O magistrado saiu às pressas sem que, pelo menos, ouvisse, ainda que não escutasse, o que o Professor tinha a lhos informar, isto é, eles os senhores da Justiça.
Parecia, outrossim, que tinha sido instruído pela Máfia nacional para que fosse lá e reconhecesse a figura do homem que tinha segredos guardados há muitos anos, segredos esses a que todo o mundo fazia ouvidos de moucos, desprezando o homem que poderia salvar esta pátria do descalabro. Ele ficou sozinho, mais uma vez, e como sempre, com o segredo a corroer-lhe a alma, preso a um destino cruel.
Venenos e perseguições políticas e morais, injúrias e calúnias, intrigas e futricas a pairarem em seu destino, difamações e armações de toda a ordem para que desistisse de proceder à denúncia relativamente à desmedida cobiça humana pelos recursos sustentáveis para o desenvolvimento que o nosso país dispõe.
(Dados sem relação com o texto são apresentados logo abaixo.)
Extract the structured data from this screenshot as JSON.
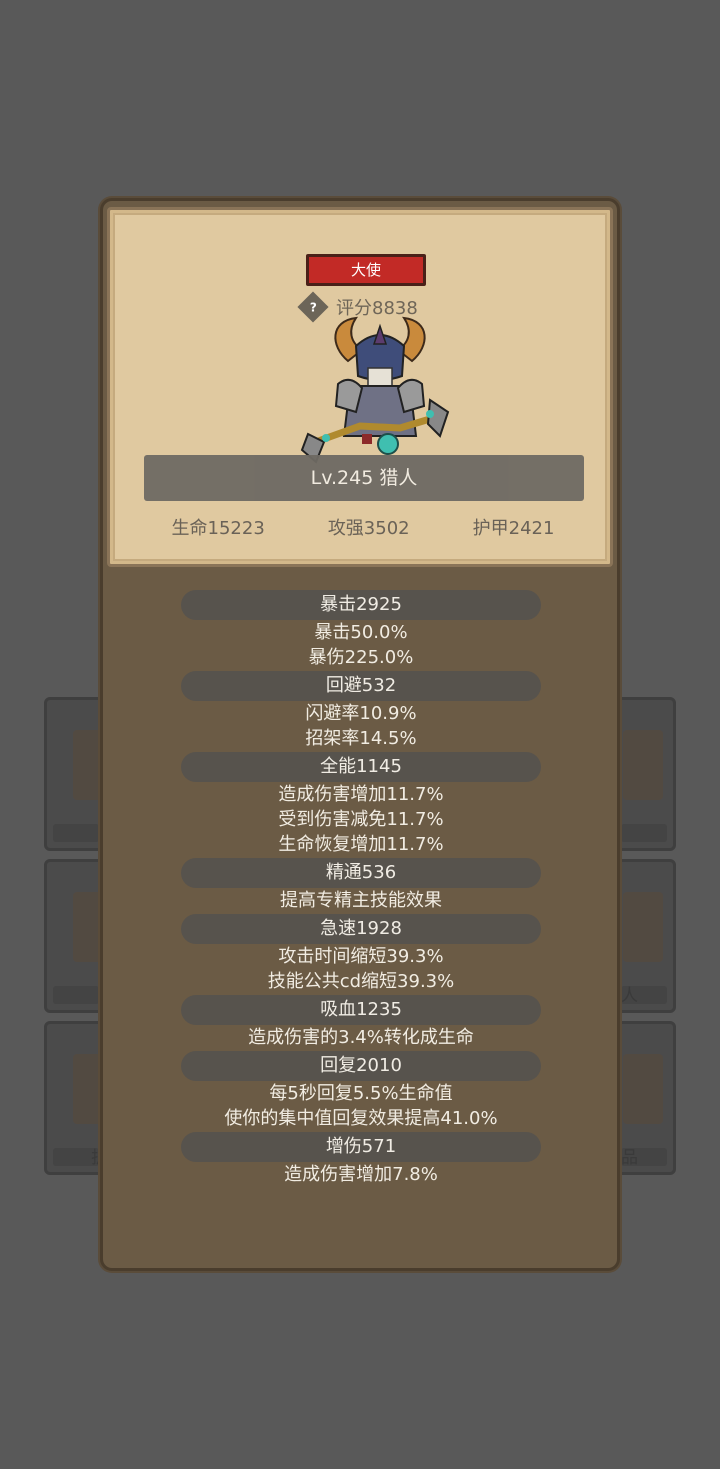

Nessa sua luta inglória em que vencedores continuam a ser os mesmos – os ladrãos e mentirosos de sempre -, e os vencidos, os mais preparados para dirigir os destinos deste povo martirizado por intrigas e futricas. Sendo que os vencidos, colocados na berma da estrada do progresso económico, social, científico e tecnológico a que o país tem direito como os demais no concerto das nações.
Lá está ele, um senhor sexagenário falante e escritor de sete (7) línguas estrangeiras. Só. Sozinho entre mentiras. Solitário entre as inúmeras inverdades que são plantadas, a cada dia que passa, nos seus olhos. E, ademais, a atropelar seu destino de um condenado num Tribunal Oculto sem julgamento prévio em que tenha sido declarado réu ou absolvido. Fora arguido de um processo no Ministério Privado da Armação.
- Com o conhecimento da causa
Estudara o Professor em tempos nas escolas católicas tanto na Guiné-Bissau quanto no exterior. Sempre se revelara um aluno brilhante, um nerd – como dizem os americanos.
Em terras estrangeiras, mais precisamente na Europa, o centro da civilização ocidental, acometera-lhe o mal que carrega, até hoje, ainda que tenha já idade avançada, continuam os senhores da cosa nostra a persegui-lo.
A bem da verdade, despacharam-no para cá para que fosse fácil controlá-lo. Pois como não existe amizade fiável entre africanos era mais justo que viesse parar na Guiné-Bissau, país onde as duas gangues, a nacional e/ou a nacionalizada, que opera com a fé castradadora da dignidade, e a estrangeira, comandada pela mesma fé assassina, importada algures.
Estudara Física Nuclear e, posteriormente, Engenharia Eletrotécnica. Diploma? Anularam-no, pura e simplesmente. Para, fingidamente, imporem-lhe num cárcere, no qual pudessem controlá-lo, dando a ele um emprego da má subsistência.
Troça de Fé, esta que ele abraçou. Mãos a afagarem o corpo, suaves palavras venenosas a falarem de doutrina milenarmente sanguinária, e uma permanente tortura psicológica a afundar-lhe as convicções. E a sua alma entregue ao Templo deles.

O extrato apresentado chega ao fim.